Kesten wurde in dem galizischen Städtchen Podwoloczyska geboren und kam erst 1904 mit seiner Familie nach Nürnberg.

Schule und Studium

Er besuchte die Volksschule an der Bismarckstraße, ab 1909 das Melanchthon-Gymnasium, das er 1919 mit dem Abitur abschloß.

Anschließend studierte er in Erlangen, Frankfurt und Rom zunächst Volkswirtschaft und Jura, dann Geschichte, Germanistik und Philosophie. Er arbeitet an einer Dissertation über Heinrich Mann. Als ihm das Manuskript gestohlen wurde, brach er das Studium 1923 ab. [1] Anschließend reiste er durch Europa und Nordafrika.

Schriftsteller und Verlagslektor

1927 zog Kesten nach Berlin, wo er beim Kiepenheuer-Verlag als Cheflektor tätig war und schriftstellerisch arbeitete. Kesten besticht durch einen feuilletonistischen, neusachlichen Stil, seine Themen reichen vom literarischen Porträt („Meine Freunde, die Poeten“) bis zum historischen Roman („Casanova“).

Sein Roman „Joseph sucht die Freiheit“ (1927) wurde 1928 bei der Verleihung des Kleist-Preises ehrenvoll erwähnt. Doch der Hermann Kesten wiederholt zugerechnete Kleist-Preis des Jahres 1928 ging an Anna Seghers.

Seinem ersten Zeit- und Entwicklungsroman folgten die Werke „Ein ausschweifender Mensch“ (1929) „Glückliche Menschen“ (1931) und „Der Scharlatan“ (1932), ironisch-satirische Darstellungen der damaligen Gesellschaft und ihrer sozialen Mißstände und Kämpfe. Er war auch Herausgeber von Anthologien, so der Sammelbände „24 neue deutsche Erzähler“ (1929), „Neue französische Erzähler (1930) und „Novellen deutscher Dichter der Gegenwart“ (1933).

Exkurs: Emigration
Im März 1933 floh Kesten vor den Nazis, zunächst nach Paris und lebte abwechselnd in Paris, Nizza, Sanary-sur-Mer, Amsterdam und Ostende. In diesen Jahren wurde er Mitbegründer des Emigrationsverlages Allert de Lange in Amsterdam, dessen literarische Leitung er bis 1940 innehatte. Er betreute beim Verlag Allert de Lange die deutschen Exilautoren. Nach dem Kriegsausbruch wurde er in den Lagern Colombes und Nevers als „feindlicher Ausländer“ interniert; es gelang ihm jedoch zu fliehen und nach New York zu emigrieren. Er wurde amerikanischer Staatsbürger. [2]

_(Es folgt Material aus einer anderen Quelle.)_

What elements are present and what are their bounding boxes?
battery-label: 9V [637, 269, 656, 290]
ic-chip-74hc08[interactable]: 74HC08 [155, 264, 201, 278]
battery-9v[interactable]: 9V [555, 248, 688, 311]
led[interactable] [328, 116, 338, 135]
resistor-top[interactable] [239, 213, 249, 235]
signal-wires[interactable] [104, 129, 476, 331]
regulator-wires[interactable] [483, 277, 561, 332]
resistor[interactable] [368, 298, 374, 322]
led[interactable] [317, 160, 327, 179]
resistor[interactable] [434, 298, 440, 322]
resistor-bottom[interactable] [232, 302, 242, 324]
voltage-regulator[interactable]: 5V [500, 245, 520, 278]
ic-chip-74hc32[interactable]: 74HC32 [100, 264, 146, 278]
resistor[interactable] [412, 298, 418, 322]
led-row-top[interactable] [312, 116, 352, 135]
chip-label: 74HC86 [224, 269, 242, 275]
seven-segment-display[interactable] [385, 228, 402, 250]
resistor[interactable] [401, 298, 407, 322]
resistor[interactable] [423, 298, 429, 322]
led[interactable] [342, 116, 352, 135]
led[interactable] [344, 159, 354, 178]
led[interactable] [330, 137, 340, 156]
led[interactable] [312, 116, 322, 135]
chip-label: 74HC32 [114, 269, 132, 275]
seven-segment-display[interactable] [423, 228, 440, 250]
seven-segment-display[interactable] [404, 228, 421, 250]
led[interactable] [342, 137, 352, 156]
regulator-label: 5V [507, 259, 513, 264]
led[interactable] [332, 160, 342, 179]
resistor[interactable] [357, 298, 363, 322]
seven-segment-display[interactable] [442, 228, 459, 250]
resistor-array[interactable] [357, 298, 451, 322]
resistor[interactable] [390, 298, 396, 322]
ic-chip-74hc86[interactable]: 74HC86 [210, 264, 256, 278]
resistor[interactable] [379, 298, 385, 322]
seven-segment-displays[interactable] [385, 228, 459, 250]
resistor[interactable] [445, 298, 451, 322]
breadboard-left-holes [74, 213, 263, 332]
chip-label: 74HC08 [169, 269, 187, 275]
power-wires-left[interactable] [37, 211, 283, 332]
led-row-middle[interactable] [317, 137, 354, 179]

In der Emigration wandte sich der Kesten vorwiegend historischen Romanen zu wie „Ferdinand und Isabella“ und „Ich bin der König“ (1938), dem Roman um Philipp II., und später einem dritten Spanienroman „Um die Krone“ (1952).

Die 1939 herausgekommene Rahmenerzählung „Die Kinder von Gernika“ erschien auch in Frankreich den USA, England, Argentinien, Italien, Holland und Schweden. Sie schildert vor dem Hintergrund des spanischen Büergerkriegs die Schicksale einer baskischen Apothekerfamilie, die stellvertretend für alle steht, deren Leben von den Zerstörungen des Krieges bedroht wird.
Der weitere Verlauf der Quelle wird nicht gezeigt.